Group Order, and Another Seattle Guy

2 topics...

Regarding Dave's big group order split, I have a few suggestions based on 
the 2 years I ran our club's annual plant auction:

First, beware winter.  It will freeze shipments to the Great White North 
and other places.  Might want to do your order soon for this reason.

Second, beware idle time.  Try and get the plants unpacked and reshipped 
as soon as you can.  In or auction, we left the plants in a tank over a 
weekend without the best light, and the stem plants were already starting 
to go south after 3 days of this.  Potted rosette plants like crypts and 
anubias are OK though.  Suggest getting them shipped next day and 
shipping back out the same.

Best of luck.  Might join in if I buy my 100 in the next few days.

> From: Matt Rhoten <mrhoten at oz_net>
> Date: Fri, 15 Sep 1995 23:36:49 -0700
> [50g tank, 4x30W tritons - 10 hours a day, bunch of Raspboras and gouramis,
>  Hygro and mystery plant (egeria?), set up for 6 months, No CO2, no
>  fertilizing, used to be 1.7dKH, 12ppm nitrate, 0 phosphate, ph 7.0-7.2]

> Lately the temperatures around here (Seattle) have been high, and the
> tank temperature has been straying high during the day as a result.
> Sometimes it gets up to 84-85F. My water chemistry has been changing
> rather drastically too.
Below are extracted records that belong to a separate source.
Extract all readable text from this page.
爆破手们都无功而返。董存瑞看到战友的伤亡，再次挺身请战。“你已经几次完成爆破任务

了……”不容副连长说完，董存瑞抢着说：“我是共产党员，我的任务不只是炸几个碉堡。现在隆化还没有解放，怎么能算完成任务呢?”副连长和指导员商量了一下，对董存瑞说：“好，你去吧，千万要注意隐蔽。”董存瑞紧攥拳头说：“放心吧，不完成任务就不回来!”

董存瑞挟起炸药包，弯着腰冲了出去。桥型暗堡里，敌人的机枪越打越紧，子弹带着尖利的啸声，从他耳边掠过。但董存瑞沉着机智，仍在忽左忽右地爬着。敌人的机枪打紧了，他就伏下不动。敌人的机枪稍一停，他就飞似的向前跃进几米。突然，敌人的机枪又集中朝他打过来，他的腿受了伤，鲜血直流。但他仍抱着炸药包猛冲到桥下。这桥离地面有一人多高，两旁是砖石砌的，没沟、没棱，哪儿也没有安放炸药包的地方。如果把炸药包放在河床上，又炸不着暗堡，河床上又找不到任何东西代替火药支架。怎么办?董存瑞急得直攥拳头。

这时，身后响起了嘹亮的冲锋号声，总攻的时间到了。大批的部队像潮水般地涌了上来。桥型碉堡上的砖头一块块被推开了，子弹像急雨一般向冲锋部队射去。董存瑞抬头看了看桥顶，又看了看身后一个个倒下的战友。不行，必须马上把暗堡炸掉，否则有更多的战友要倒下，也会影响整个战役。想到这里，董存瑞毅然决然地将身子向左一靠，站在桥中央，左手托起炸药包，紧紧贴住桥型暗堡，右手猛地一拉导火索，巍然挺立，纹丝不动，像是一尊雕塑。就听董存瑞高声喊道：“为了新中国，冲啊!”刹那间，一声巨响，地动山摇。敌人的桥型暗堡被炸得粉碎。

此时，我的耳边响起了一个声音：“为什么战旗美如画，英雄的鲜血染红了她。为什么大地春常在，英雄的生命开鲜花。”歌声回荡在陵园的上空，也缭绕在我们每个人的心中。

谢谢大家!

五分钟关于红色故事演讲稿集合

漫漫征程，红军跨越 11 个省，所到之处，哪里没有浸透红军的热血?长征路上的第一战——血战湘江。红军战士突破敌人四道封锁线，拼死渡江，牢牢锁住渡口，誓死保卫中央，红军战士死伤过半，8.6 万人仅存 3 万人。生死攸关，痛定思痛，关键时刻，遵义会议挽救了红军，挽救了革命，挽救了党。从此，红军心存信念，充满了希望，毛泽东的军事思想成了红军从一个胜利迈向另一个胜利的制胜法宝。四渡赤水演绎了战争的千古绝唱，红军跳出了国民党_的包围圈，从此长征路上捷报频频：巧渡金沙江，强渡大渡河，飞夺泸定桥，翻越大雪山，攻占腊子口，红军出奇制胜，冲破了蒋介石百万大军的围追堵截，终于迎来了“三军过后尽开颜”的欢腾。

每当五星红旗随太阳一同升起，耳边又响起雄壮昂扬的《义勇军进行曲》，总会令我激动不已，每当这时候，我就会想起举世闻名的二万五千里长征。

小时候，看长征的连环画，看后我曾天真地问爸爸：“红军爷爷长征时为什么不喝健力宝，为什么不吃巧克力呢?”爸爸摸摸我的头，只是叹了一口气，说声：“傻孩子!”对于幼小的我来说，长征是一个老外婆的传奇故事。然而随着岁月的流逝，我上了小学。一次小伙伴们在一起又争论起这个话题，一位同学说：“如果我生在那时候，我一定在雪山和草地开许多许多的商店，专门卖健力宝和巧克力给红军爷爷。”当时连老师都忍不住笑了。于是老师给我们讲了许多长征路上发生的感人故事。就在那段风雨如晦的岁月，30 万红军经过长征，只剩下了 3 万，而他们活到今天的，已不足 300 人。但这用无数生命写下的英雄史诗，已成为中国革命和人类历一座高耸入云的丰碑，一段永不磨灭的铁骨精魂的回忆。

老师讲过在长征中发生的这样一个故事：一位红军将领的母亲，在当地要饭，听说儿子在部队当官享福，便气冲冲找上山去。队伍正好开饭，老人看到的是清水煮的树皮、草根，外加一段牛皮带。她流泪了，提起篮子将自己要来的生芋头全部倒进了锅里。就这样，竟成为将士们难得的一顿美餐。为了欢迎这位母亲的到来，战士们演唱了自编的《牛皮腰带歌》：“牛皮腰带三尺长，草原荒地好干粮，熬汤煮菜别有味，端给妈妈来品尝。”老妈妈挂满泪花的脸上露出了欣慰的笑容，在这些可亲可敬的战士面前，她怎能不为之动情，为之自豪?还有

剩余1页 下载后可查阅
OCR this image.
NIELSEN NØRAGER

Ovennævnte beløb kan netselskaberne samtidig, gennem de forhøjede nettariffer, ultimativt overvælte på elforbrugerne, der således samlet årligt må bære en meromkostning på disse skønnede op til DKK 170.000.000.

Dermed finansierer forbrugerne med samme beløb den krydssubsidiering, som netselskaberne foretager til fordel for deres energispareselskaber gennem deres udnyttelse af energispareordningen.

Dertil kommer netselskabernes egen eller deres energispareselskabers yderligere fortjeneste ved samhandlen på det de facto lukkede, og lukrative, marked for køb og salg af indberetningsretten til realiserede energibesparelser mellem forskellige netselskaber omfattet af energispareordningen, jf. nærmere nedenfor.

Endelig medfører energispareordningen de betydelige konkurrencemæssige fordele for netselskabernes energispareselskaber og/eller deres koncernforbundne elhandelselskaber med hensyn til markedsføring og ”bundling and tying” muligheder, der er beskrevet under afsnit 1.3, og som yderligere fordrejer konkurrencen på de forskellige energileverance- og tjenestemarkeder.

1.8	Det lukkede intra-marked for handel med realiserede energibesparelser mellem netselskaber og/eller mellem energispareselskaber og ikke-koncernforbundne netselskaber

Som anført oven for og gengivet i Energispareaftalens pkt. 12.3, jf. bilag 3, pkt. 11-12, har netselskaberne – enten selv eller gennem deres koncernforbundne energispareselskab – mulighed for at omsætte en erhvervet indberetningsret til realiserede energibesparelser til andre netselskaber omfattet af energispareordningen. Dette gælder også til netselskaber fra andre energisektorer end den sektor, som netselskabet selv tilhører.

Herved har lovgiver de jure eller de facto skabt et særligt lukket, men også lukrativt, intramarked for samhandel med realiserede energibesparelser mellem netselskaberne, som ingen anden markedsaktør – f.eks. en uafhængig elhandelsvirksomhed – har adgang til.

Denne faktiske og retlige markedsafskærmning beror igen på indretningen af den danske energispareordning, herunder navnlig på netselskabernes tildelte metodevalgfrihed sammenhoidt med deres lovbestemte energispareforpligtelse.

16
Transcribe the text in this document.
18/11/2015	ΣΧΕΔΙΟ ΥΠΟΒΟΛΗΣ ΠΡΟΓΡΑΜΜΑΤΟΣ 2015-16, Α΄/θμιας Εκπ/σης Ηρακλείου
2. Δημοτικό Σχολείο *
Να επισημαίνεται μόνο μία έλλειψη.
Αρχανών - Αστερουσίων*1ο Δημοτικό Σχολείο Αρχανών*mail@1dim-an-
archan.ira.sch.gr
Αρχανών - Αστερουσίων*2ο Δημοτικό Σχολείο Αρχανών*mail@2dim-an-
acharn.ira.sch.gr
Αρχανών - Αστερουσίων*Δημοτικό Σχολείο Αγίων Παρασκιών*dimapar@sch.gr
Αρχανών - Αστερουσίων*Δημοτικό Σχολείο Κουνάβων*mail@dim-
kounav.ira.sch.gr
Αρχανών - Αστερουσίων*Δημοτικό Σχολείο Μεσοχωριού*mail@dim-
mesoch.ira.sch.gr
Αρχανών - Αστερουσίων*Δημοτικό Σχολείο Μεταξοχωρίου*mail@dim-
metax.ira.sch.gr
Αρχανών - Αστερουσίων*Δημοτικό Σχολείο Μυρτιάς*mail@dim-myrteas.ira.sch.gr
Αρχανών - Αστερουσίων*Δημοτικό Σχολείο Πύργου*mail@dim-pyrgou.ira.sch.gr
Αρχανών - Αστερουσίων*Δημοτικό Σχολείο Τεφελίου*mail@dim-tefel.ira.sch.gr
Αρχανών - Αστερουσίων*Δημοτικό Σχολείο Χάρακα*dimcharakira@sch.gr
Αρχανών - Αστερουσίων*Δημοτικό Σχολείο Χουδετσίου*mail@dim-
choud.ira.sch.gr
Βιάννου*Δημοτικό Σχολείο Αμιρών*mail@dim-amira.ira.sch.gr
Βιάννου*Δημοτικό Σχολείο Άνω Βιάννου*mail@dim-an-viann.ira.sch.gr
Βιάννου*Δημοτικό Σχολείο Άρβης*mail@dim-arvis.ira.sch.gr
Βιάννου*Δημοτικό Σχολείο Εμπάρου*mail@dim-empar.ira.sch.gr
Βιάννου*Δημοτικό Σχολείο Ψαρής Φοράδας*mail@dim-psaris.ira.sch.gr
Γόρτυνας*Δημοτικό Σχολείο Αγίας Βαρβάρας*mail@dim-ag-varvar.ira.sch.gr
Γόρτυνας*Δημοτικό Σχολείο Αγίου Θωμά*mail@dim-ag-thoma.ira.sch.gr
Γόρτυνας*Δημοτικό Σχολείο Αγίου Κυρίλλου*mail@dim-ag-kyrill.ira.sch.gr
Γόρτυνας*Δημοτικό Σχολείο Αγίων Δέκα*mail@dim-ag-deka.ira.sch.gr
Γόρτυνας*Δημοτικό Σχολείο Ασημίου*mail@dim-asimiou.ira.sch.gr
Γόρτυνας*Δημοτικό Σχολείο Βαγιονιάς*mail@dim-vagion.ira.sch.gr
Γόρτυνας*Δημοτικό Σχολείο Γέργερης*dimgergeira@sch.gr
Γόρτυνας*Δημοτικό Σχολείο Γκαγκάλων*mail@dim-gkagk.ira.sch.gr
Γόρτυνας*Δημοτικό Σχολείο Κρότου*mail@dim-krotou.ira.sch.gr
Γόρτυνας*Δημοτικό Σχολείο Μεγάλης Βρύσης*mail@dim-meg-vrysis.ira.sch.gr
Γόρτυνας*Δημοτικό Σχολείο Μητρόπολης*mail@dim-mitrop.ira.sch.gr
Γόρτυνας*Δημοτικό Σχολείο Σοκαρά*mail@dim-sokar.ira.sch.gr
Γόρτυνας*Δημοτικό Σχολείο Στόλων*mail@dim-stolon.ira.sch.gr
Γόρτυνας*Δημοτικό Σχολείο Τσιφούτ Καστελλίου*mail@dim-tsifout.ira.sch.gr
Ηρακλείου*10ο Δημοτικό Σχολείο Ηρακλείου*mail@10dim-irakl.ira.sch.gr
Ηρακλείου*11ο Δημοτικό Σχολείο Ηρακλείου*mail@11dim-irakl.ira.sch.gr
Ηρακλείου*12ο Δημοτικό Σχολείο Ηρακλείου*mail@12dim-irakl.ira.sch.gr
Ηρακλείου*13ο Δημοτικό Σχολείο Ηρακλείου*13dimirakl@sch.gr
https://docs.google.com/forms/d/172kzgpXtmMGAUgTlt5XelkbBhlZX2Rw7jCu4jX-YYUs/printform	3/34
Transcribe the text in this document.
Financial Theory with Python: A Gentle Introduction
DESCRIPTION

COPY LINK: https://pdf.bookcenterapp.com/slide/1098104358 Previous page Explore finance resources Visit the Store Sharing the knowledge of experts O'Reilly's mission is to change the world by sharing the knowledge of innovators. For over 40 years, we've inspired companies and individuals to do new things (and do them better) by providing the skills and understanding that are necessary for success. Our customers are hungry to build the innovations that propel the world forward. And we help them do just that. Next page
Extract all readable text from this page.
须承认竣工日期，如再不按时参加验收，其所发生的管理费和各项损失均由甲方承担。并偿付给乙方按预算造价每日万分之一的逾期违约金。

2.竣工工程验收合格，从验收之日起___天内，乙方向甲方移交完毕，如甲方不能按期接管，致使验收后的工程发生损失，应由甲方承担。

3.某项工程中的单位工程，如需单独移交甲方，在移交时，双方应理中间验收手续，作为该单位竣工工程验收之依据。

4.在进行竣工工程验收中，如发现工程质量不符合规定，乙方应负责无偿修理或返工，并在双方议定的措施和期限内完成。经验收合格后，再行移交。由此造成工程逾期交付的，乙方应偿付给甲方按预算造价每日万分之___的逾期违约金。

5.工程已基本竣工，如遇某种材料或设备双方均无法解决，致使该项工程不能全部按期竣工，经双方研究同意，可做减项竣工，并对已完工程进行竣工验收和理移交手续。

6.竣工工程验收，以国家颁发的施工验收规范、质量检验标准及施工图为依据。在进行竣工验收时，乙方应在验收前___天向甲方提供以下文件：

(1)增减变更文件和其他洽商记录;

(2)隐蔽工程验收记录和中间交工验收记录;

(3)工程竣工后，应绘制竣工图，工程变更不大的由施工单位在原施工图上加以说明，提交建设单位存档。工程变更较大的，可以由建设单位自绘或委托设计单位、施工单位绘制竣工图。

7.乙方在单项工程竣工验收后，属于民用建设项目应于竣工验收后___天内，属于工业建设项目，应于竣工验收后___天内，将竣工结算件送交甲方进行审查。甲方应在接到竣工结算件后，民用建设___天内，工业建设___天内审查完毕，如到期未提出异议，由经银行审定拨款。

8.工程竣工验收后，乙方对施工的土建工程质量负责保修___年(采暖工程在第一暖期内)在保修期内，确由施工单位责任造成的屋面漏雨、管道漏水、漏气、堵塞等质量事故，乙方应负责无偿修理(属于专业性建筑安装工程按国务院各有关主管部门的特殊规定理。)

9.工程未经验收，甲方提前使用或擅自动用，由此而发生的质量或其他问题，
In the past three-four weeks the following
> values have changed: temperature (as noted). pH has risen to 7.6.
> Phosphate has risen to measurable levels (.1ppm). And, here's the
> weird part, nitrate has bottomed out at zero. I can't get a nitrate
> reading on any of the three test kits I've tried.
> Here's my interpretation. In case you haven't guessed, the Hygrophila
> are growing quickly. I am also removing a large amount of green film
> algae from the tank sides and from driftwood. I am guessing that the
> plants (the algae and the vascular plants) are sucking the nitrogen
> out of the water faster than the fish are putting it in. (I feed
> sparingly).

Good guess.  You can probably up the feeding.

> They are also blocked on CO2 roughly as much as nitrogen,
> so are removing nearly all of it from the tank, which is causing the
> pH to remain high. I have no idea why the phosphate value is high.

Another good theory.
Check your pH AT NIGHT, and see if it's dropped down to 7.0-7.2 when the 
plants aren't using it; this will confirm your suspicion.

> My plan of attack for the short term is to reduce the lighting for a
> while, aerate the water more (to get CO2 _into_ the water, of all
> things) and, God forbid, feed more heavily.

Or try some more exotic and slower growing plants.  Contact me; I have 
lots of cuttings you might be interested in, and I'm local. :)  

> For the long term, I plan to inject CO2, since apparently this is a
> blocking factor. I will be buying CO2, iron, and perhaps potassium
> test kits soon, with an eye towards setting up a "high-tech"
> (cannister) CO2 injection system. I have been planning and putting
> this off for a long time, nearly six months. I will probably have to
> add sodium bicarbonate to keep my carbonate hardness up and my pH
> stable, big deal.

A mixture of baking soda and magnesium carbonate/calcium carbonate will 
do the trick nicely, depending on what you want for your GH as well.  I 
buy it at a chemical supply house (ECCI in West Seattle).  I also know 
some local places to get all the ingredients for a gas cylinder CO2 system.

> The reason I'm worried about
> my water is that I know with these water values I am ripe for
> cyanobacteria to slime every surface on the tank. 

Why?  Except for the phosphate you've got a very nutrient-poor tank.

Erik D. Olson					              I'm baaaack!